Братья - Константин Федин 9 стр.


Потом он останавливается с матерью на деревне, под вековым дубом. На объерзанных голых уступах корня сидят старухи, подергивая толстые спицы вязанья, держа в подолах черных юбок пегие клубки толстой шерсти. Платки у старух напущены зонтиками на глаза, и под зонтики, в волосы, заткнуты гусиные перья, смоченные керосинцем, - от мошкары. Разговаривая между собою, старухи покачивают головами, но так тихо, что движения заметны только по кончикам гусиных перьев, то сверху вниз, то из стороны в сторону: видно, старушечью беседу вязать не трудней, чем - чулки.

Из дома, наполовину укрытого дубом, выбегает лоцманский сынишка - Родька. Он на ходу дожевывает ломоть ситника и говорит второпях:

- Никита, айда на дощаники!

Никита умоляюще смотрит на мать.

- Надо играть, Никита, - говорит мать, - поиграешь, тогда пойдешь.

Никита видит тучки мошкары, неугомонно толкущейся над головами старух, густую темную кудерь дуба, синее - без пятнышка - небо.

Родька с любопытством останавливается, переводит глаза с Никиты на его мать и вновь на Никиту.

- Пойдешь? - спрашивает он на деловой лад, точно его попусту задержали.

Лучше бы Никите не приезжать в деревню, так бы и остаться в подвале Якова Моисеевича навсегда. Ведь даже старухи, с гусиными перышками в волосах, счастливее, удачливее Никиты.

- Опять скрыпачить будешь? - спрашивает Родька и, нерешительно подходя поближе, с трудом проглатывая ситник, просит:

- Никит, а Никит, покажешь? А то все посуляешь…

Никита взглядывает на мать, потом с радостью хватает Родьку за рукав и тащит его к себе в избу.

Там он торжественно вынимает скрипку из футляра и показывает ее Родьке.

Родька старается держать руки за спиной, посвистывает носом и переминается. Потом косит глазом на Никиту и тихонько трогает руками басок. Никита подвигает скрипку в сторону, чтобы палец Родьки пришелся дальше от подставки. Но Родька понимает это по-своему, прячет руку и садится на лавку.

- Ну-ка, - говорит, чудно дергая плечом и головою, что, наверно, означает: "сыграй".

Никита выбирает труднейшую пьесу из тех, какие он выучил и какие приводит Берио для первой позиции. Он становится, берет скрипку и смычок, соблюдая все правила и наставления. Он впервые с тех пор, как начал учиться, принимается за игру с гордостью. Во время пауз, старательно, громко отбиваемых носком башмака, он поглядывает в волнении на Родьку.

Родька следит за пальцами Никиты, за смычком, и бойкие глаза его останавливаются, хмурятся, точно он прикидывает, к чему может изгодиться такое дело - скрипка. Потом он в подробностях оглядывает горницу, городские вещи, привезенные теткой Никиты, тихонько встает, топчется около скрипичного футляра, подходит к окну и, минутку посмотрев кругом, высовывается на улицу и что-то воинственно кричит. Затем он наспех говорит Никите:

- Кончишь - айда на дощаники! - и выбегает вон.

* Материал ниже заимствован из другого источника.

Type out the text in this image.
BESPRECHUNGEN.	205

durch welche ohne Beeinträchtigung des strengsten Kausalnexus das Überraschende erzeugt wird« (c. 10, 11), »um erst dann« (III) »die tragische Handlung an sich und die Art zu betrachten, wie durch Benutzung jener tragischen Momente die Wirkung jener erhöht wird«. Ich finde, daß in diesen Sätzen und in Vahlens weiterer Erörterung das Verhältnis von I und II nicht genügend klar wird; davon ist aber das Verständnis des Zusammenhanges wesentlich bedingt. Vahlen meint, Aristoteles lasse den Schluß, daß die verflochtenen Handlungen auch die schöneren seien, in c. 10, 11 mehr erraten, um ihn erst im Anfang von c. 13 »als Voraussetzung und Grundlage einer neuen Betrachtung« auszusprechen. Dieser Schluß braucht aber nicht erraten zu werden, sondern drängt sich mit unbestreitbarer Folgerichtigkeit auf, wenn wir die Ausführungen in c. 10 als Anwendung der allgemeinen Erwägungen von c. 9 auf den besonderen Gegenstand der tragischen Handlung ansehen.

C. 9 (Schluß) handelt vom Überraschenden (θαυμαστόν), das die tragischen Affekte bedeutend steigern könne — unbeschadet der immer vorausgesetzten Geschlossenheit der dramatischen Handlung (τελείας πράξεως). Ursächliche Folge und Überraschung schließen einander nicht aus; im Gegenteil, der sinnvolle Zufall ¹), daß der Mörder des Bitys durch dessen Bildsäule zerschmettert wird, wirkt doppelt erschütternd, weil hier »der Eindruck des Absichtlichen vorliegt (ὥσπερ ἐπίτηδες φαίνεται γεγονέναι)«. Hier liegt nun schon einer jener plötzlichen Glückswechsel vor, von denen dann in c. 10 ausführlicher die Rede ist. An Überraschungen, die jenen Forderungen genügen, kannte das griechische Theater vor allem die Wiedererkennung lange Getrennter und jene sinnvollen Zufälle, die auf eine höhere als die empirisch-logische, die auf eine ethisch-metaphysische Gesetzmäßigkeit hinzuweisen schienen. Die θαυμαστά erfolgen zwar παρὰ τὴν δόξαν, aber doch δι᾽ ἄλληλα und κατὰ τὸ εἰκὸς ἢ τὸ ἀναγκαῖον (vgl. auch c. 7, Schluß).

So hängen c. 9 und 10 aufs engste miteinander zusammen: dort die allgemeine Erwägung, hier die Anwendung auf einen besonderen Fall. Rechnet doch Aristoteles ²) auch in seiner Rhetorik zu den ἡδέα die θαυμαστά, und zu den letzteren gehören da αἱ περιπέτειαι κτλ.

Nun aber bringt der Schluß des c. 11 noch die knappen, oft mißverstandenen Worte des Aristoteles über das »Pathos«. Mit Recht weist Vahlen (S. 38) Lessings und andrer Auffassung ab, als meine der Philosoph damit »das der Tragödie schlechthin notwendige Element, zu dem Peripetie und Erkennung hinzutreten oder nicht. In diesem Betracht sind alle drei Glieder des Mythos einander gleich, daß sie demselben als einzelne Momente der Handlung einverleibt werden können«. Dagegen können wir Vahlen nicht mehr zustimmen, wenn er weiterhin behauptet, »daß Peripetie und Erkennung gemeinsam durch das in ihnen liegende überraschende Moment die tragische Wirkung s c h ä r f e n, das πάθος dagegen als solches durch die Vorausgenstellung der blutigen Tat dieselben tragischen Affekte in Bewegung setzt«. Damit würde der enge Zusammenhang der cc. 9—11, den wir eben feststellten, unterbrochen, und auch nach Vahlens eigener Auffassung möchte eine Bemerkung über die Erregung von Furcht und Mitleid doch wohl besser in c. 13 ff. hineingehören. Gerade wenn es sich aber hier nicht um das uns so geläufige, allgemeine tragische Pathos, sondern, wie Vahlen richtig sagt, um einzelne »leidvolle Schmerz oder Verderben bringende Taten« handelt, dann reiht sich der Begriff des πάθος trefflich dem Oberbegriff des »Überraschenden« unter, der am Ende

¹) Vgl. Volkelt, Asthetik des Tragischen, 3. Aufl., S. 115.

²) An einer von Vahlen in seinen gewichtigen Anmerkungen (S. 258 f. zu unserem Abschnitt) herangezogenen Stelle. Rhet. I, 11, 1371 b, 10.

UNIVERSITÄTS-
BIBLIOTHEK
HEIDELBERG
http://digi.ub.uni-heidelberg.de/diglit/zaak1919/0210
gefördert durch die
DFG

Очевидно, что музыка прискучила Родьке, что Никита очень скверно играет, что вообще скрипка - негодное, противное занятие. Наверно, ребятишки собрались на дощаниках удить; может быть, поймали сазана (третьего дня Родька вытащил сазана в четыре фунта), может быть, поживились где-нибудь старым бреднем и теперь пошли на косу бродить.

А Никите нужно играть.

В каникулы положено заниматься по два часа в день. Разве это каникулы?

Для облегчения занятий время игры разбито на четыре получаса. Два получаса перед обедом и два - после.

Подряд тридцать минут Никита тянет смычок, стоя перед пюпитром и выстукивая ногой такт. Иногда он отходит в сторону, долго строит скрипку, быстро поднимает смычок и броским, неслышным толчком подгоняет кудрявую стрелку маленьких стенных часов. После этого он снова добросовестно учит гаммы.

Не потому ли летние дни делались как будто длиннее, и случалось, что солнце заходило в полночь?

Да, да, они были длинны, нескончаемо длинны - эти жалкие, безрадостные дни! На медленном, тихом огне жгли Никитино сердце, и он знал, что не успеет окончиться получасовая пытка, как нужно ждать наступления нового, второго получаса, за ним - третьего, четвертого. Он ложился спать с мыслью, что завтра встанет все тем же несчастным Никитой, каким встал сегодня, и что во сне он увидит темный подвал, машину для резания бумаги и веселого переплетчика, который с песенкой засунет под нож, вместо бумаги, Никиту, не умеющего стоять по Берио.

Чье сердце вынесет мрачную казнь медленным, тихим огнем? Кто со слезами и воплем не бросится на колени матери, не будет биться в отчаянии, не простенает спасительного, всеискупляющего, беспамятного слова - мама?!

- Мама, мама! Зачем вы меня мучите?!

И какая мать не прижмет к своей груди вздрагивающую, горячую голову ребенка, не погладит его вихры, не заговорит с грустью и участием, не заговорит о том, что в жизни - увы - всегда и все вот так: сначала труд, и потом труд, и в конце, в самом конце - тоже труд, что нужно быть мужественным и сильным, что падать духом нельзя, потому что только сильным дано счастье, и то, что тебе, милый мальчик, кажется сейчас печалью, когда-нибудь непременно станет твоей радостью; какая мать не скажет грустных этих слов, когда на ее коленях в отчаянии будет биться голова ребенка?

Но на десятом году жизни понять ли ласковую настойчивость матери, ее бессмысленную речь, ее сторожкую опасность перед судьбой?

И Никита плакал. Никита давал клятвы, обещал невыполнимое, смешное и дерзкое, грозил, упрекал в жестокости и умолял, умолял о пощаде.

Он добился уступок: мать согласилась написать Василь Леонтьичу, чтобы он разрешил Никите бросить музыку, и своею властью сократила Никитину пытку до одного часа в день.

Письмо догоняло Василь Леонтьича очень долго, перекочевывая из сумок в карманы, из корзин в короба и снова в карманы, пока не настигло Карева где-то между форпостом и Чаганом. Не слезая с дрожек, Василь Леонтьич прочел письмо и тут же, на дрожках, написал ответ. Вероятно, поэтому ответ был кратко-суров и состоял из двух пословиц насчет груздя да насчет гужа.

Папашино решение дошло до сына в тот день, когда Никите радостно объявили, что у него родился новый братец.

Никита встретил оба известия без любопытства. Его двухчасовая пытка возобновилась с переездом в город, он не верил ни во что и никого не любил.

Последние свои слезы он выплакал на коленях матери, в деревне, и вместе со слезами кончилось его детство.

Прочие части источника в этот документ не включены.